The Radio 3 Monday Lunchtime 
          Concerts series from the Wigmore Hall has 
          produced some memorable concerts in the 2003/4 
          season, but this one was surely the crowning 
          glory so far. No surprise that tickets were 
          hard to come by as the Beaux Arts Trio, no 
          less, gave aristocratic yet fresh accounts 
          of two chamber music gems.
        
        The current line-up of the 
          Beaux Arts is the venerable Menahem Pressler 
          (piano); Daniel Hope (violin) and Antonio 
          Meneses (cello). Hope is the most recent recruit, 
          having taken his place as a permanent member 
          in 2002. The combination of youthful enthusiasm 
          and fine experience is a powerful one indeed. 
          The very name of the ensemble is enough to 
          inspire veneration in all but the most hardened 
          music-lover.
        Beethoven’s Op. 11 of 1798, 
          which began the concert, was originally a 
          Trio for clarinet, cello and piano. Yet when 
          it was published it came with an alternative, 
          idiomatically written part for violin and 
          it was in this form (straightforward piano 
          trio) that it was played on this occasion.
        
        This is very youthful Beethoven. 
          Contrasts are deliberately larger than life, 
          and the Beaux Arts Trio made sure that the 
          verve of the opening played off the ensuing 
          melting lyricism perfectly. The juxtaposition 
          of the two set up a tension that ran throughout 
          the first movement, underpinning the delightful, 
          easy invention. Interplay of violin and cello 
          was miraculous (and how witty were Pressler’s 
          scales!). Only some tricky ornaments revealed 
          that he is not as agile as perhaps he used 
          to be. Yet how marvellous was his pedalling 
          in the Adagio (to pedal this well is the fruit 
          of long experience); and how intimate, also, 
          the violin and cello dialogues.
        
        The delightful, airy theme 
          that forms the material for the finale’s variations 
          (a comic trio from Joseph Weigl’s opera L’amor 
          marinaro, a hit in Vienna in 1797) was 
          given ‘the works’, taking in along the way 
          a disembodied, whispered ‘minore’; scampering 
          violin scales; a catchy dotted-rhythm variation 
          and a beautifully shaded coda. This was far, 
          far more than a mere warm-up.
        
        Dvorák’s Piano Trio 
          in E minor of 1890/1, the ‘Dumky’ was given 
          a performance it would surely be hard to better. 

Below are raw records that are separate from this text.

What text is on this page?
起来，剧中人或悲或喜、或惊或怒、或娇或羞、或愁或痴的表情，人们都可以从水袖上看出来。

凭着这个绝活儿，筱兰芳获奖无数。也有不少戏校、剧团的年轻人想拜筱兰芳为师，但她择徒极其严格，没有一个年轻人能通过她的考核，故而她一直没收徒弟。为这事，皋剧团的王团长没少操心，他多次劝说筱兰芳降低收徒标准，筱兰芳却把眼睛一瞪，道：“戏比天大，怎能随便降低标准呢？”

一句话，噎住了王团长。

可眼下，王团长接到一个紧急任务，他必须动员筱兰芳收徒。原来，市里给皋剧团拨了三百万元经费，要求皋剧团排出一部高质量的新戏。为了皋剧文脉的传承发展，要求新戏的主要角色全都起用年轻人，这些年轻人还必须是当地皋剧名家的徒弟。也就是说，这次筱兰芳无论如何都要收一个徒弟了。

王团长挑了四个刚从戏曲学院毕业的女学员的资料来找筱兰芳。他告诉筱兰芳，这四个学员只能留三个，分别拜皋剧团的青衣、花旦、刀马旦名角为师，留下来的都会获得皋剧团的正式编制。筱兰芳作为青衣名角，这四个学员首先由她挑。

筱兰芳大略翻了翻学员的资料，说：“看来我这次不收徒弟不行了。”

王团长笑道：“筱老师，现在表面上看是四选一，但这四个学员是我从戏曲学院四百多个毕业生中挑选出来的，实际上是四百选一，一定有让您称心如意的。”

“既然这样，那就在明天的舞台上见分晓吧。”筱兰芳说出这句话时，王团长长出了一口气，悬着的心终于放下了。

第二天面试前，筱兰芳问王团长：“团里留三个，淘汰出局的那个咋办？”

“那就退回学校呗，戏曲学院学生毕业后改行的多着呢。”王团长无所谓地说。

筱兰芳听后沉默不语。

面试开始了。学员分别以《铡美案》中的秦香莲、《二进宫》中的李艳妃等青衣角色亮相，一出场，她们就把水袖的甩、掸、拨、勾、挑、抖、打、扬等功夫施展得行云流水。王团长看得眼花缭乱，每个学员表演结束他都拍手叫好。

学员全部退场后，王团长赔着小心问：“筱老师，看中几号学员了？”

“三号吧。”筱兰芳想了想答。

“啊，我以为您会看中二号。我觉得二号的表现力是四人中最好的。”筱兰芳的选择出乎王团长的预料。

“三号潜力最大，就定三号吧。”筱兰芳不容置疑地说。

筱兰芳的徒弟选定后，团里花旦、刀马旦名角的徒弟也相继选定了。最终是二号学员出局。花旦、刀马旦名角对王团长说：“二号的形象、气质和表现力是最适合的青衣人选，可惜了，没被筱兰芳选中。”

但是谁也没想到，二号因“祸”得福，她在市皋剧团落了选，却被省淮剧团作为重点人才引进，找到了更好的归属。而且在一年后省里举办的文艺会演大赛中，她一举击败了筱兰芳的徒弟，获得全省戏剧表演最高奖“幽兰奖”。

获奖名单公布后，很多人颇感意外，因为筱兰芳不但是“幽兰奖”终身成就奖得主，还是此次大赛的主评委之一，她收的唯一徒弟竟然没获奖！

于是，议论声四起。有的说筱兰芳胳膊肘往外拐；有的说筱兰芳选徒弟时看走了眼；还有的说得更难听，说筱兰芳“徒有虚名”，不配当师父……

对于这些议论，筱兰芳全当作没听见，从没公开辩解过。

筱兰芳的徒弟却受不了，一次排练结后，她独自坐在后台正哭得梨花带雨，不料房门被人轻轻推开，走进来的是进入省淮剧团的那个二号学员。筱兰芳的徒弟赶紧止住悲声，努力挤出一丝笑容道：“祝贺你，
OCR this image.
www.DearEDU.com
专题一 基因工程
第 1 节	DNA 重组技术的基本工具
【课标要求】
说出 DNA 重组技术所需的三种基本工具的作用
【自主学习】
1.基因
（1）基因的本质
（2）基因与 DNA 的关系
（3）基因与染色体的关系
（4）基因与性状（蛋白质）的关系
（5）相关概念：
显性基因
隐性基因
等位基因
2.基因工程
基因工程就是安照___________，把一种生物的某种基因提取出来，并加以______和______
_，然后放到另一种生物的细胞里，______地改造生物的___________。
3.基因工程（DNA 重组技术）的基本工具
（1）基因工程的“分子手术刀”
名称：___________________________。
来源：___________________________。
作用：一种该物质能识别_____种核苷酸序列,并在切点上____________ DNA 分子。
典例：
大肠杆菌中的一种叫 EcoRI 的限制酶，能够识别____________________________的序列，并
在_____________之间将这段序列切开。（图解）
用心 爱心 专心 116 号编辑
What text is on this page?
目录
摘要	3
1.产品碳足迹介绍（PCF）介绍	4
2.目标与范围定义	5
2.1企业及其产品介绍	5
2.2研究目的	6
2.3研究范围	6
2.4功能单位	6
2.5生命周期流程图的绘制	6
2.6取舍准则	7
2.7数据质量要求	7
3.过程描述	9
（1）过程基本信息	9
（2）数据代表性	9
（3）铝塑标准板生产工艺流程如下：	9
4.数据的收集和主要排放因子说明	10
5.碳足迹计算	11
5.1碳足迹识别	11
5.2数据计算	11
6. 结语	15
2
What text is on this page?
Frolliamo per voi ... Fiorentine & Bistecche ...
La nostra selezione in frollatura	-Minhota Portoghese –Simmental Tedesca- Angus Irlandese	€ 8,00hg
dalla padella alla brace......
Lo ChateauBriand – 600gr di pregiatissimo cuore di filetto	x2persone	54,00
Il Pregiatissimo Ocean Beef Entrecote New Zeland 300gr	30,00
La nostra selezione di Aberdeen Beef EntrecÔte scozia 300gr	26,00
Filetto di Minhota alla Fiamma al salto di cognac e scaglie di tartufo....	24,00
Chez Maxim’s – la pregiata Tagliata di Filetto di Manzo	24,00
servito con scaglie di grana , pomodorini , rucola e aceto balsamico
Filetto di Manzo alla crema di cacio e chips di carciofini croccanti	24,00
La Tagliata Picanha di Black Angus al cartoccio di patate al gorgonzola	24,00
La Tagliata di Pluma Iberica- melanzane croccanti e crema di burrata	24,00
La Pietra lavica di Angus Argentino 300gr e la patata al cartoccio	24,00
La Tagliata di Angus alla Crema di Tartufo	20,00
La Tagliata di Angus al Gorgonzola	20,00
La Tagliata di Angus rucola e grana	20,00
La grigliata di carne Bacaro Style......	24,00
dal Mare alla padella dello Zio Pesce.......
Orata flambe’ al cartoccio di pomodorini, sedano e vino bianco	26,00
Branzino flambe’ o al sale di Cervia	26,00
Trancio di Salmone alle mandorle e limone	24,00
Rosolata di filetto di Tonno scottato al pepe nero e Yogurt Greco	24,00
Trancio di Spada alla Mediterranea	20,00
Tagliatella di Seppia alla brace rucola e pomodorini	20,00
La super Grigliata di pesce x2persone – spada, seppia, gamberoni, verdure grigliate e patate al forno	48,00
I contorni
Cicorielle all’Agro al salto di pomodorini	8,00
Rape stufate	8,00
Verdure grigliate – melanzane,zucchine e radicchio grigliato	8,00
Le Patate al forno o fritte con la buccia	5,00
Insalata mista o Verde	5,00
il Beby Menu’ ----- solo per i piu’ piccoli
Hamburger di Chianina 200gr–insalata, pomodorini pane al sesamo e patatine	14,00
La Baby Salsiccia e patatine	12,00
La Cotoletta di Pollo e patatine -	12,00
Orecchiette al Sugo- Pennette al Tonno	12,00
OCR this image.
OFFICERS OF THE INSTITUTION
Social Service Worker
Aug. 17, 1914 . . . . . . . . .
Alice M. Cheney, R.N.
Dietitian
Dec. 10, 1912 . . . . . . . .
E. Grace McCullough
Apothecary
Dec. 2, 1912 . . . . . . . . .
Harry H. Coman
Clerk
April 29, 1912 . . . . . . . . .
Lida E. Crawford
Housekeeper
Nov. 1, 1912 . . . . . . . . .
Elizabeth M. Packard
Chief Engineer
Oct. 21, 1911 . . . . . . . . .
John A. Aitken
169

          The single most memorable aspect of this sequence 
          of six dumky (plural of ‘dumka’) was the sense 
          of fantasy it projected. Just as Dvorák’s 
          imagination was in free-fall when he wrote 
          it, so the Beaux Arts Trio seemed to be caught 
          on the wing. The prototypical first movement 
          (Lento – maestoso - Allegro) set the scene 
          with a broad, sweeping gesture preceding a 
          jubilant dance. True, Pressler might not be 
          as nimble as perhaps he once was in the coda, 
          but the way he weighted his chords was a thing 
          of wonder. Cellist Antonio Meneses, too, seemed 
          to peak, especially in the more lamenting, 
          yearning phrases Dvorák gave him. The 
          opening of the third movement was positively 
          mesmeric, at first disembodied as Pressler’s 
          right hand gave out a melody in as rapt a 
          fashion as is imaginable. Contrasts within 
          the work were at times highlighted to great 
          effect, nowhere more than in the final movements 
          ‘Lento maestoso’ against a ‘Vivace’. There 
          was never a doubt that Dvorák’s imagination 
          in this work is magnificent. And there was 
          no doubting, either, that the Beaux Arts Trio 
          matched that inspiration in kind.